Durant des semaines, l’appareil de la CGT (syndicat très implanté dans ces secteurs) a fait miroiter l’entrée en grève de ces secteurs, mais en jouant la montre. Et, depuis deux mois, tout se passe comme si l’appareil voulait «montrer» au gouvernement qu’il pouvait bloquer ces secteurs… en se gardant bien de le faire.
Qu’on en juge: dans les ports? Ce sont des actions «ports morts» qui sont organisées, des actions d’une journée ou de 72 heures successives. Ainsi, du 15 au 17 janvier, puis du 22 au 24. Puis de nouveau le 29 janvier. En pratique, à Marseille par exemple, le port tourne au ralenti mais n’est pas paralysé.
Dans les raffineries? La mobilisation est réelle depuis le 5 décembre, mais la situation est très variable selon chacun des huit sites concernés et selon les moments. Au final, durant deux mois, il n’y eut quasi aucune pénurie.
En réalité, si les grévistes bloquèrent la sortie des carburants, ils ne mirent pas les raffineries à l’arrêt. L’exemple de Grandpuits [en Seine-et-Marne, à quelque 50 km de Paris,appartenant à Total] l’une des plus engagés dans le conflit, est illustratif: les grévistes ont bloqué, à partir du 5 décembre, toute sortie de produits mais n’ont pas mis en arrêt la raffinerie, une procédure lourde mais classique (pour entretien en particulier). A partir de fin décembre, les capacités de stockage étant saturées, les grévistes – plutôt que d’arrêter toute production – ont laissé sortir une petite quantité de produits. Finalement, la grève prit fin le 27 janvier.
A Lavera, par contre, près de Martigues [Bouches-du-Rhône], les grévistes de Petroineos ont engagé fin décembre le processus de mise à l’arrêt de la raffinerie, puis l’ont suspendu, avant de le reprendre à partir du 7 janvier. Le secrétaire de la CGT précise: «ce sont les salariés qui ont pris la décision d’aller plus loin, même pas le syndicat ».
Cela reste l’exception. Ainsi, dans deux autres raffineries proches, dont celle de Fos-sur-Mer (Esso), des blocages sont organisés, mais non l’arrêt des installations.
Le délégué CGT de la raffinerie de Fos reconnaît pourtant que l’arrêt de la production «est une bonne idée si on veut peser et créer la pénurie, mais », justifie-t-il, «les salariés n’en sont pas encore là». Les salariés ou la direction syndicale?
« Faire pression », « marquer les esprits », ou paralyser l’économie?
Dans le secteur de la production électrique, cette question se pose également.
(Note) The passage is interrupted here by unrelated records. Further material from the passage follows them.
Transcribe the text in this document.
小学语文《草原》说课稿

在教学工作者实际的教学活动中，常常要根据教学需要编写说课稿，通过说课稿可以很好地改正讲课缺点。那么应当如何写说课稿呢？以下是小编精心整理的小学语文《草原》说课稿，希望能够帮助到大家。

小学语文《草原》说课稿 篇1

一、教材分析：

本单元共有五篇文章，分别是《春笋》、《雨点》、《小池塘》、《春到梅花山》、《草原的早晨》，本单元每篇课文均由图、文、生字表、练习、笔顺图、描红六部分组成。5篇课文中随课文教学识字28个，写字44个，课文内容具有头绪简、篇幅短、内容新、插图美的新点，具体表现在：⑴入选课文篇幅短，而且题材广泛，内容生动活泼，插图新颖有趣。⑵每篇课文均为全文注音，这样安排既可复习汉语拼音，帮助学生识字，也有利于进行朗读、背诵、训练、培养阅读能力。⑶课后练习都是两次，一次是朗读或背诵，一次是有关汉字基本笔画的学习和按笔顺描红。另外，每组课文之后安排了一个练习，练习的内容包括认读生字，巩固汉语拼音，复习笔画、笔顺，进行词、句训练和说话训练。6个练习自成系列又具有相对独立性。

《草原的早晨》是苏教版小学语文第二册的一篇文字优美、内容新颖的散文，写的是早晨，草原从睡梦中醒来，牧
Des grèves touchent plusieurs sites, comme la centrale nucléaire de Chinon depuis le 10 décembre. Le 26 janvier, l’un des 4 réacteurs de la centrale du Bugey est mis à l’arrêt. Mais, globalement, elles ne mettent pas en danger le réseau.
En Isère, le 21 janvier, à l’appel de la CGT, les salariés de la centrale hydroélectrique de Grand’Maison ont voté l’arrêt de la production, et l’occupation de l’usine. Cette centrale étant la plus grande de France, son arrêt pourrait menacer le réseau, au moins au niveau régional, en cas de pic de consommation.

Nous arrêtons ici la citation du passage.